As far as depiction goes, Watson is, for the most part taking on the role of the ordinary man who may have the potential to be extraordinary. One of Watson’s most sought-after qualities is the fact that he can bring the best out the best in Holmes. In the Hound of the Baskervilles (1902): It may be that you are not yourself luminous, but you are a conductor of light. Some people without possessing genius have a remarkable power of stimulating it. (Doyle. The Hound of the Baskervilles. 2016, 9)
Some crime fiction fanatics argue that this backhanded compliment is the key to unlocking the dynamic, somewhat bizarre relationship these two gentlemen have.
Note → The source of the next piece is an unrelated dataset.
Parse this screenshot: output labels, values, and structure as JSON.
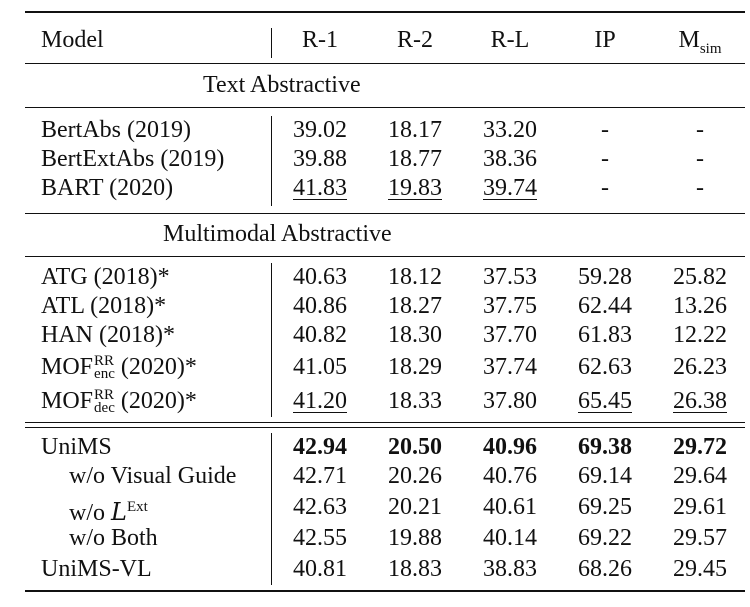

On the one hand, Holmes revels in mocking Watson by letting him believe that he may have solved the case while Holmes already have identified the crook. One may suspect that good old Watson is a mask, the reader can hide behind, but it also provides an opportunity for the reader to join in their little crime-solving game. Despite, the apprentice never being as excellent at crime solving as the master himself. By pointing out Watson’s flaws, one could justify that Holmes is guided towards the truth. (Doyle. The Hound of the Baskervilles. 2016, 10)
Alternatively, as Janice Shaw puts it: his intelligence must be slightly, but very slightly, below that of the average reader. (Shaw u.d., 39) Here, the assumption is that the sidekick must still have a good head on his shoulders yet should not rival the genius that is the detective. Many fancies that this dynamic between the detective and his associate has its roots in theatre, where this slight difference in quick-wittedness was played for laughs. According to June Thomason, when discussing this exact quote, she observes:
As a personality, Watson may Indeed not glitter as brightly as Holmes, but there is a warm, steady glow about him which was to illuminate their friendship as such as Holmes more pyrotechnic brilliance. Without it, it is doubtful if their relationship would have survived intact for all those years. (Thomson. 1995, 29)
The quote above falls within the same vein as Shaw saying that Watson’s slightly lower intelligence makes him fit perfectly into the sidekick trope. Many may put forth the argument that an individual who is as upfront, enthusiastic and slightly self-important as Holmes can quickly drain one’s energy, despite this Watson chooses to befriend him. Watson’s choice to stick by Holmes side, suddenly gives Holmes purpose in life besides his work, but it also makes the eccentric Holmes less like a loner. Due to Holmes being a lonely wanderer by nature, it surprises not only Watson but the audience as well that the two gentlemen end up forming a close bond. According to Aristotle, friendship is not only necessary but also noble; for we praise those love their friends (Aristotle 2016, 378)
Watson offer of friendship along with his function as Holmes guiding light is what makes their friendship so enduring. Some may even argue that Watson is the stone on which Holmes waves can strike. Despite Holmes’ various addictions and demons, Watson is willing to stand by Holmes’ side, through thick and thin. Eventually, both men realise that neither of them is perfect, nor this may be the reason why they work so well together. This realisation does not only return to the notion that Watson makes the best aspects of Holmes come out from their respective hiding places but also that Holmes himself allows Watson to excel. The elegant, delicate China that is Watson is constructed by admirable qualities such as honesty, reliability and patience. These particular aspects of Watson’s identity shine extra bright when Holmes is having one of his impatient, childish strikes with a sprinkle of arrogance for good measure.